In 1984, Sandra Cisneros published a collection of forty four vignettes titled The House on Mango Street. This Bildungsroman narrates the experiences of growing up in a Hispanic-American neighborhood in Chicago through the eyes of Esperanza Cordero, a fictionalized adolescent girl who is transitioning between childhood and adulthood. Due to parallels between the lives of Cisneros and Esperanza, Esperanza functions as a surrogate for Cisneros. Cisneros suppresses the milieu she witnesses as a child; therefore, when searching for her literary identity, she uses phantasies to channel those experiences onto Esperanza Cordero. Through sublimation, Cisneros fulfills her desire to free herself from the limitations of traditional gender roles, which allows her to give a voice to all the women who cannot speak up for themselves.

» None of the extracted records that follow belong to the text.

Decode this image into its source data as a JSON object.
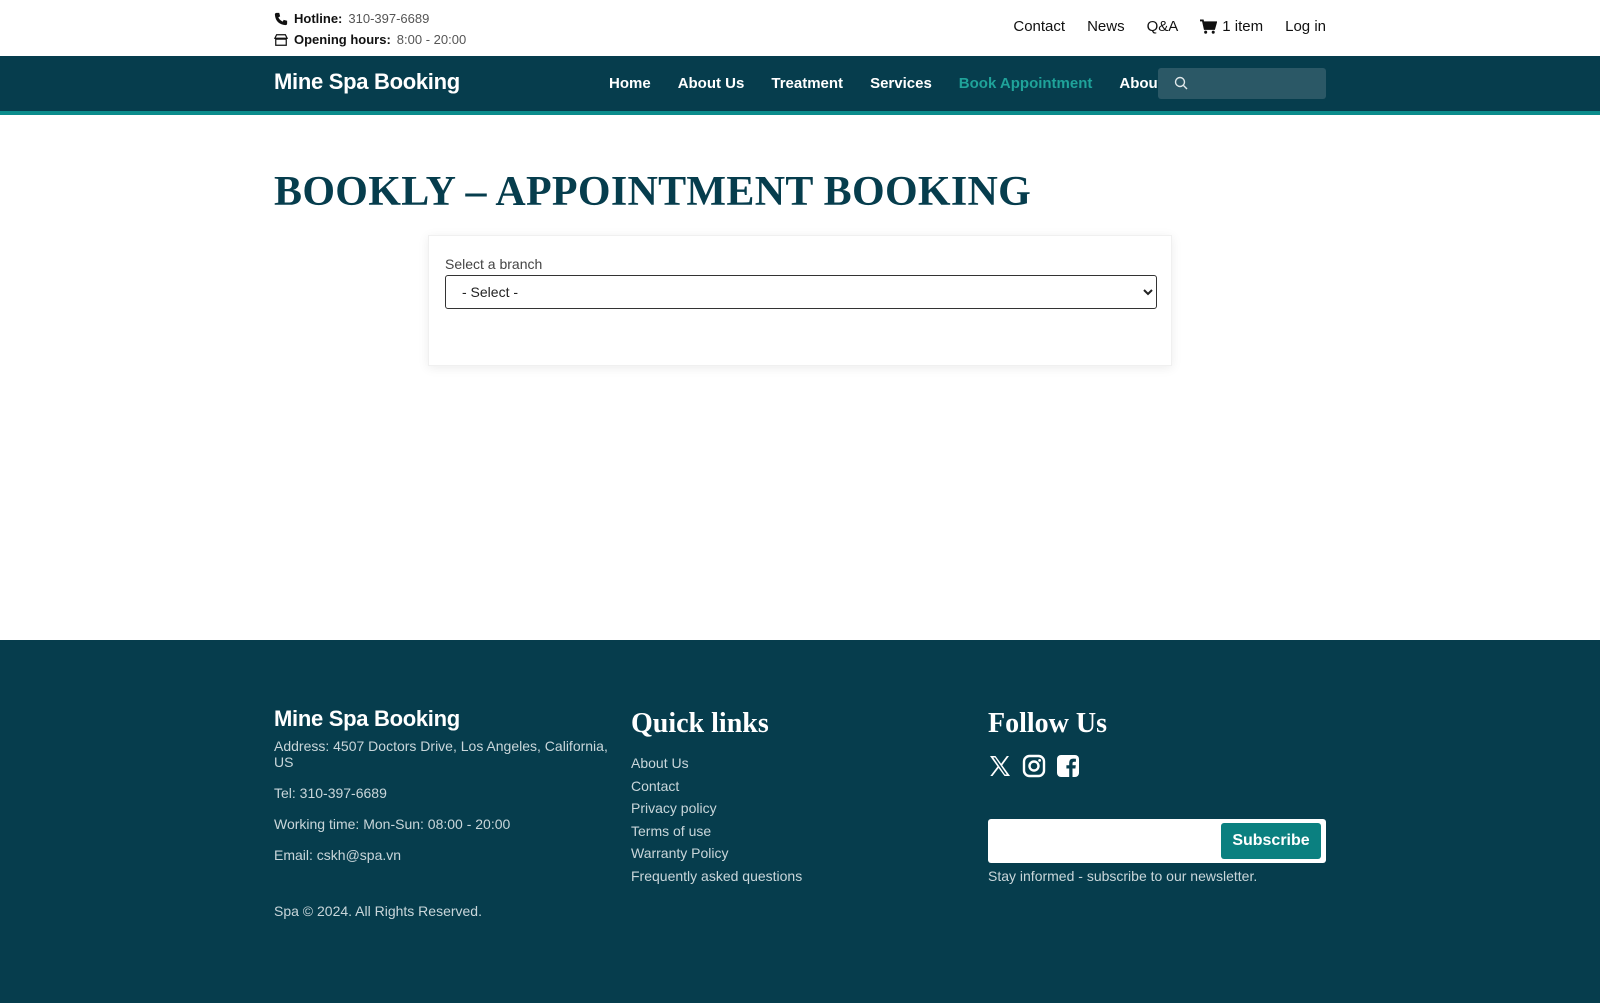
{
  "topbar": {
    "hotline_label": "Hotline:",
    "hotline_value": "310-397-6689",
    "hours_label": "Opening hours:",
    "hours_value": "8:00 - 20:00",
    "links": {
      "contact": "Contact",
      "news": "News",
      "qa": "Q&A",
      "cart": "1 item",
      "login": "Log in"
    }
  },
  "nav": {
    "brand": "Mine Spa Booking",
    "items": {
      "home": "Home",
      "about_us": "About Us",
      "treatment": "Treatment",
      "services": "Services",
      "book": "Book Appointment",
      "about": "About"
    },
    "search_placeholder": ""
  },
  "main": {
    "title": "BOOKLY – APPOINTMENT BOOKING",
    "branch_label": "Select a branch",
    "branch_selected": "- Select -"
  },
  "footer": {
    "brand": "Mine Spa Booking",
    "address": "Address: 4507 Doctors Drive, Los Angeles, California, US",
    "tel": "Tel: 310-397-6689",
    "working": "Working time: Mon-Sun: 08:00 - 20:00",
    "email": "Email: cskh@spa.vn",
    "copyright": "Spa © 2024. All Rights Reserved.",
    "quick_title": "Quick links",
    "quick_links": [
      "About Us",
      "Contact",
      "Privacy policy",
      "Terms of use",
      "Warranty Policy",
      "Frequently asked questions"
    ],
    "follow_title": "Follow Us",
    "subscribe_label": "Subscribe",
    "subscribe_note": "Stay informed - subscribe to our newsletter."
  },
  "colors": {
    "primary": "#063d4d",
    "accent": "#0b8080",
    "active": "#1fa39a"
  },
  "icons": [
    "phone-icon",
    "store-icon",
    "cart-icon",
    "chevron-down-icon",
    "search-icon",
    "x-twitter-icon",
    "instagram-icon",
    "facebook-icon"
  ]
}
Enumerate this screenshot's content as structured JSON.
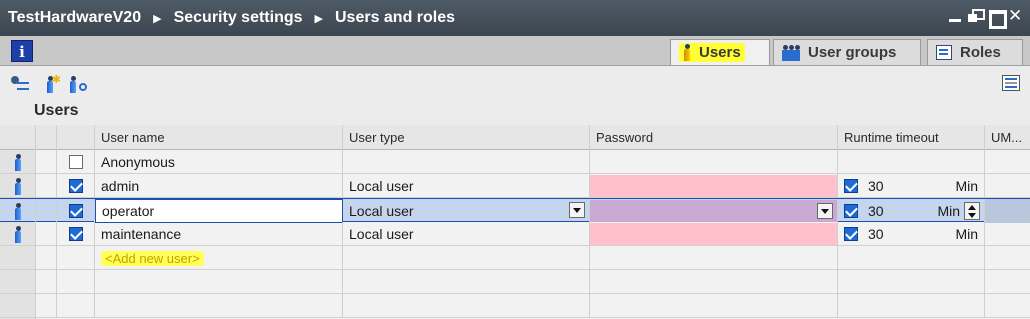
{
  "titlebar": {
    "crumbs": [
      "TestHardwareV20",
      "Security settings",
      "Users and roles"
    ]
  },
  "tabs": [
    {
      "label": "Users",
      "icon": "user-icon",
      "active": true
    },
    {
      "label": "User groups",
      "icon": "user-group-icon",
      "active": false
    },
    {
      "label": "Roles",
      "icon": "roles-icon",
      "active": false
    }
  ],
  "section_title": "Users",
  "table": {
    "columns": [
      "User name",
      "User type",
      "Password",
      "Runtime timeout",
      "UM..."
    ],
    "rows": [
      {
        "name": "Anonymous",
        "type": "",
        "enabled": false,
        "timeout": "",
        "unit": ""
      },
      {
        "name": "admin",
        "type": "Local user",
        "enabled": true,
        "timeout": "30",
        "unit": "Min"
      },
      {
        "name": "operator",
        "type": "Local user",
        "enabled": true,
        "timeout": "30",
        "unit": "Min"
      },
      {
        "name": "maintenance",
        "type": "Local user",
        "enabled": true,
        "timeout": "30",
        "unit": "Min"
      }
    ],
    "add_new": "<Add new user>"
  },
  "colors": {
    "titlebar": "#3c4650",
    "highlight": "#ffff33",
    "password_invalid": "#ffc0cb",
    "selection": "#c6d5ee"
  }
}
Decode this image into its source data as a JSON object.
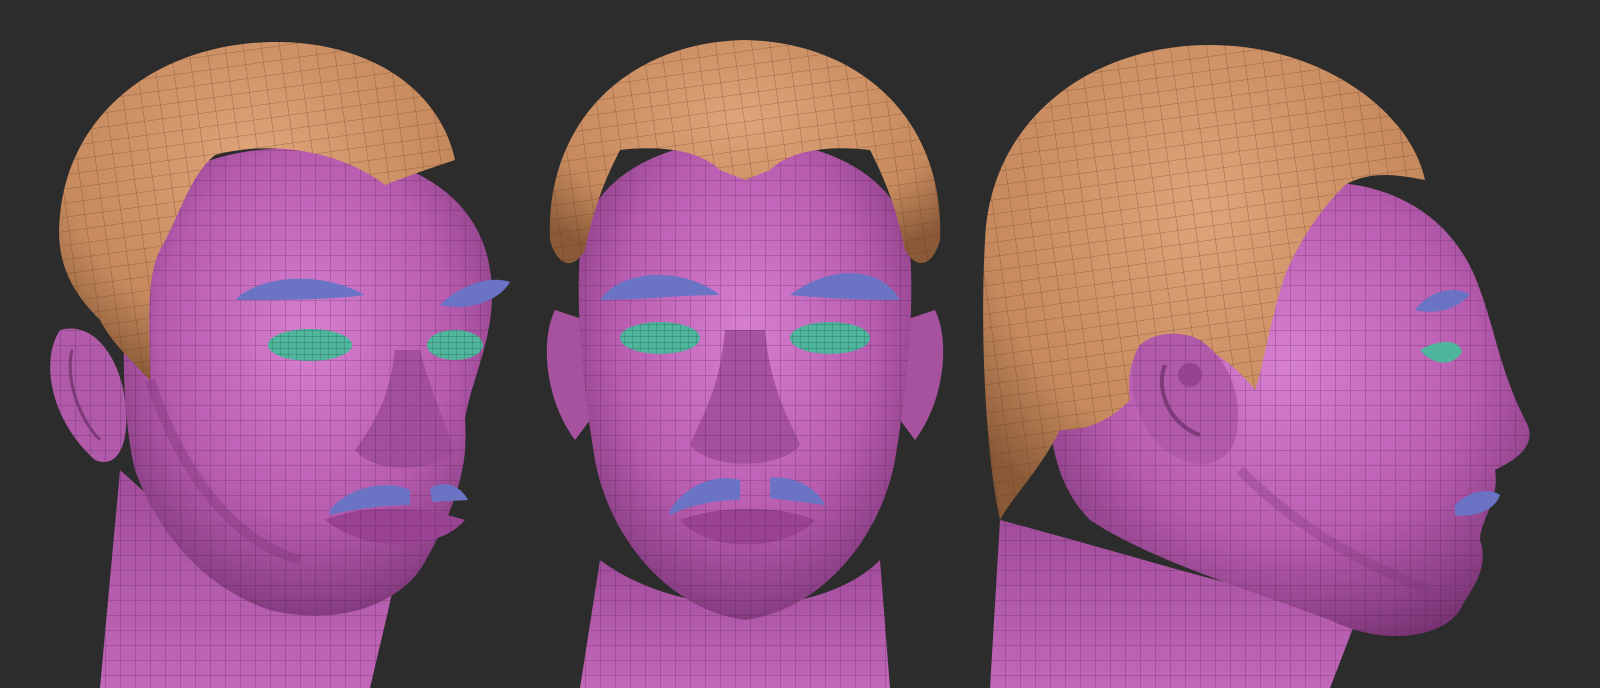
{
  "scene": {
    "background_color": "#2c2c2c",
    "views": [
      {
        "view": "three-quarter-left"
      },
      {
        "view": "front"
      },
      {
        "view": "profile-right"
      }
    ]
  },
  "materials": {
    "skin": "#b85cb0",
    "skin_light": "#d77fd0",
    "skin_dark": "#7a3475",
    "hair": "#c68a5e",
    "hair_light": "#e0a47a",
    "hair_dark": "#8a5a38",
    "brow_mustache": "#6a73c4",
    "eye": "#4fb59c",
    "wire": "#3a1838"
  }
}
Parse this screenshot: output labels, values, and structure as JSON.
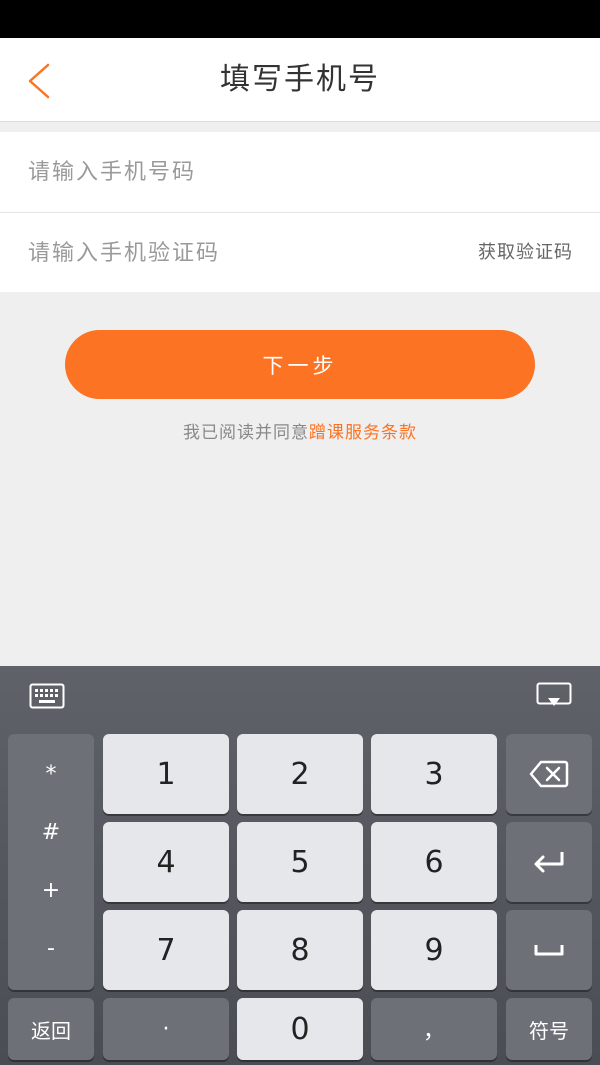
{
  "header": {
    "title": "填写手机号",
    "back_icon": "chevron-left-icon"
  },
  "form": {
    "phone_placeholder": "请输入手机号码",
    "code_placeholder": "请输入手机验证码",
    "get_code_label": "获取验证码"
  },
  "next_button": "下一步",
  "agreement": {
    "prefix": "我已阅读并同意",
    "link": "蹭课服务条款"
  },
  "keyboard": {
    "symbols": [
      "*",
      "#",
      "+",
      "-"
    ],
    "digits": [
      "1",
      "2",
      "3",
      "4",
      "5",
      "6",
      "7",
      "8",
      "9"
    ],
    "back_label": "返回",
    "dot": "·",
    "zero": "0",
    "comma": "，",
    "symbols_label": "符号"
  },
  "colors": {
    "accent": "#fb7323",
    "status_bar": "#000000",
    "keyboard": "#55585e"
  }
}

Despite being a fictionalized character, Esperanza's life greatly resembles Cisneros' upbringing. In the first vignette, "The House on Mango Street," Esperanza states, "throughout her childhood, she moved frequently from one Chicago barrio apartment to the next because the residence had become too small for her growing family of six or inadequate for living" (Cisneros 3). Similarly, Cisneros was born in Chicago to Hispanic parents as the only girl in a family of nine. Her family moved frequently between Mexico and the United States, but for the majority of her childhood, she lived in subpar apartment buildings in the poverty-stricken regions of Chicago. Esperanza and Cisneros share a similar idea of what a "real house" should be. For example, Esperanza later in the vignette says:.
They always told us that one day we would move into a house, a real house that would be ours for always so we wouldn't have to move each year. . . But the house on Mango Street is not what the way they told it at all. It was a small house with crumbling bricks, small windows, no front yard, no trees, hallway stairs, one washroom, and everyone had to share a bedroom.